Apenas cuatro meses después, en febrero de 1956, llovió sobre mojado (nada metafórico), y durante diez días se desplazaron 330.000 metros cuadrados (corrimiento de tierras, decían) en la zona tirajanera de Rosiana, que afectó a más de 250 vecinos. Esto fue como consecuencia de una disparate meteorológico que tuvo como origen la Península Ibérica, donde, en aquellas fechas, se registraron las temperaturas más bajas del siglo (-32 grados C en un lago de Lleida).
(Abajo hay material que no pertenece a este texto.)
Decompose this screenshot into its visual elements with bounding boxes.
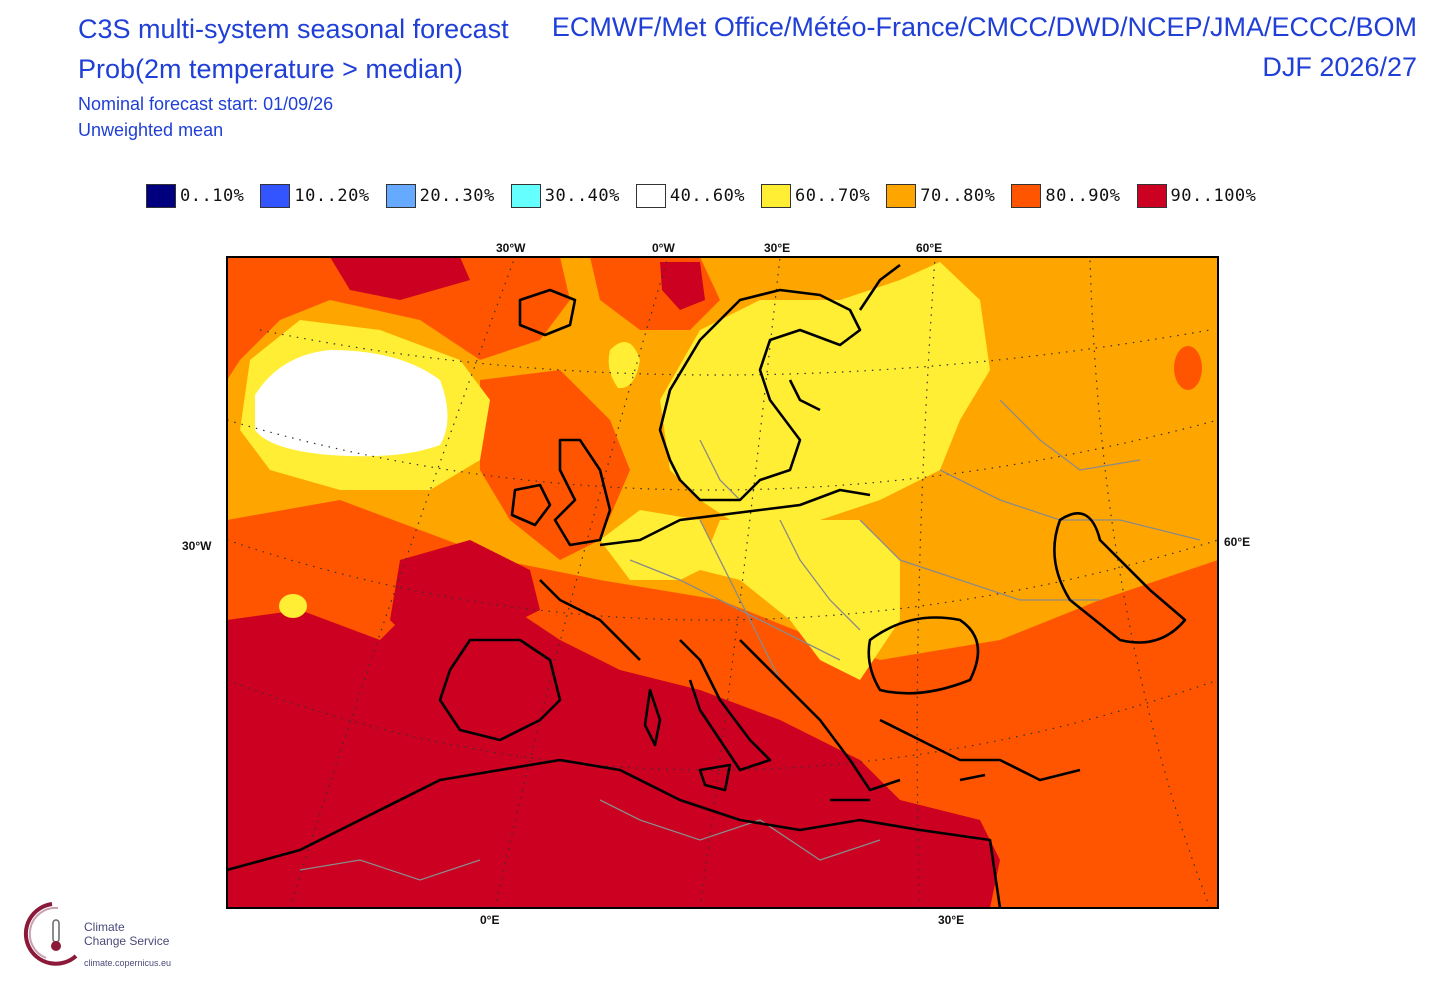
field-40-60-atlantic: [255, 350, 448, 457]
coast-scandinavia: [658, 288, 862, 502]
coast-ireland: [510, 483, 552, 527]
tick-top-30e: 30°E: [764, 241, 791, 255]
legend-swatch: [635, 184, 666, 208]
legend-swatch: [385, 184, 416, 208]
legend-label: 0..10%: [180, 186, 245, 206]
tick-bottom-0e: 0°E: [480, 913, 500, 927]
field-90-100-iceland: [660, 262, 705, 310]
coast-balkans: [739, 639, 901, 792]
tick-left-30w: 30°W: [182, 539, 212, 553]
graticule: [227, 257, 1218, 908]
tick-top-0w: 0°W: [652, 241, 675, 255]
field-60-70-eastern-europe: [700, 520, 900, 680]
legend-label: 30..40%: [544, 186, 620, 206]
field-60-70-spot: [608, 342, 640, 389]
coast-north-africa: [227, 758, 1002, 908]
map-subtitle: Prob(2m temperature > median): [78, 54, 463, 84]
country-borders: [299, 399, 1201, 881]
legend-swatch: [510, 184, 541, 208]
legend-item: 90..100%: [1136, 184, 1257, 208]
field-90-100-subtropics: [227, 600, 1000, 908]
coastlines: [227, 263, 1187, 908]
field-60-70-scandinavia-russia: [660, 262, 990, 520]
field-60-70-small-spot: [279, 594, 307, 618]
legend-label: 60..70%: [795, 186, 871, 206]
legend-swatch: [146, 184, 176, 208]
field-80-90-mid-atlantic: [480, 370, 630, 560]
legend-label: 20..30%: [419, 186, 495, 206]
ensemble-method: Unweighted mean: [78, 120, 224, 140]
legend-swatch: [1011, 184, 1042, 208]
legend-item: 70..80%: [886, 184, 995, 208]
legend-swatch: [260, 184, 291, 208]
legend-label: 40..60%: [669, 186, 746, 206]
tick-top-60e: 60°E: [916, 241, 943, 255]
field-80-90-east-spot: [1174, 346, 1202, 390]
forecast-centres: ECMWF/Met Office/Météo-France/CMCC/DWD/N…: [551, 12, 1417, 42]
tick-top-30w: 30°W: [496, 241, 526, 255]
copernicus-logo: [23, 902, 78, 966]
legend-item: 80..90%: [1011, 184, 1120, 208]
legend-label: 80..90%: [1045, 186, 1121, 206]
logo-name-line1: Climate: [84, 920, 125, 934]
legend-item: 60..70%: [761, 184, 870, 208]
coast-western-europe: [599, 488, 871, 547]
legend-swatch: [761, 184, 792, 208]
coast-novaya-zemlya: [858, 263, 901, 311]
coast-sicily: [698, 763, 732, 792]
coast-great-britain: [553, 438, 612, 547]
legend-item: 10..20%: [260, 184, 369, 208]
coast-iberia: [438, 638, 562, 742]
coast-iberia-north: [539, 579, 641, 661]
field-90-100-greenland-sea: [330, 257, 470, 300]
coast-corsica-sardinia: [643, 688, 662, 747]
tick-bottom-30e: 30°E: [938, 913, 965, 927]
forecast-season: DJF 2026/27: [1262, 52, 1417, 82]
logo-name-line2: Change Service: [84, 934, 170, 948]
legend-swatch: [1136, 184, 1167, 208]
coast-iceland: [518, 288, 577, 337]
field-80-90-north-atlantic: [227, 257, 570, 380]
legend-label: 10..20%: [294, 186, 370, 206]
coast-cyprus: [959, 773, 986, 782]
tick-right-60e: 60°E: [1224, 535, 1251, 549]
field-60-70-west-coast: [600, 510, 720, 580]
color-legend: 0..10% 10..20% 20..30% 30..40% 40..60% 6…: [146, 184, 1272, 208]
legend-label: 90..100%: [1170, 186, 1257, 206]
map-field: [227, 257, 1218, 908]
legend-item: 30..40%: [510, 184, 620, 208]
legend-item: 40..60%: [635, 184, 746, 208]
coast-black-sea: [867, 616, 980, 695]
coast-caspian: [1053, 512, 1187, 644]
map-title: C3S multi-system seasonal forecast: [78, 14, 509, 44]
coast-finland-lakes: [788, 379, 821, 412]
thermometer-cloud-icon: [23, 902, 78, 966]
logo-url[interactable]: climate.copernicus.eu: [84, 958, 172, 968]
legend-label: 70..80%: [920, 186, 996, 206]
map-frame: [226, 256, 1219, 909]
coast-italy: [679, 639, 772, 772]
legend-item: 0..10%: [146, 184, 244, 208]
legend-swatch: [886, 184, 917, 208]
forecast-start: Nominal forecast start: 01/09/26: [78, 94, 334, 114]
legend-item: 20..30%: [385, 184, 495, 208]
field-90-100-atlantic: [390, 540, 540, 650]
coast-anatolia: [879, 718, 1081, 782]
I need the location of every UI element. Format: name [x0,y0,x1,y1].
Y la mayor catástrofe que se recuerda, sucedida en Breña Alta, isla de La Palma, en la que una combinación de viento infernal y agua sin medida destruyó el barrio de Los Llanitos, ocurrida en 1957. Entre la confusión de cifras, es claro que fallecieron al menos 28 personas (otros hablan de 32). Volcanes, incendios forestales (recordemos las 20 víctimas del incendio del 11 de septiembre de 1984 en La Gomera), en nuestras islas poca broma con los elementos.
Está bien ironizar con el vocabulario, que es consecuencia de cambios tecnológicos y avances científicos. Ahora hablamos de danas, antes fue gota fría, pero en los anales que he mencionado se habla de depresión Sudano-Sahariana, vaguada tropical, onda del este y otras denominaciones, pero el peligro es el mismo, es la Naturaleza desatada, sea con fuego, viento o agua. Pero seguimos construyendo donde baten las olas y en las seculares escorrentías de agua de lluvia. Parece que nos hemos creído que esto es en verdad un paraíso de mansedumbre y todo es seguro. Solo hay seguridad cuando hay precaución, Supermán no existe. Así que, cuando aparezca una alerta de incendio forestal, de temporal, de viento, de mala mar o de erupción volcánica, la historia no dice que deberíamos tenerla en cuenta. Y si no se llega a la gravedad advertida, mejor, pero ya deberíamos saber que la Naturaleza no negocia.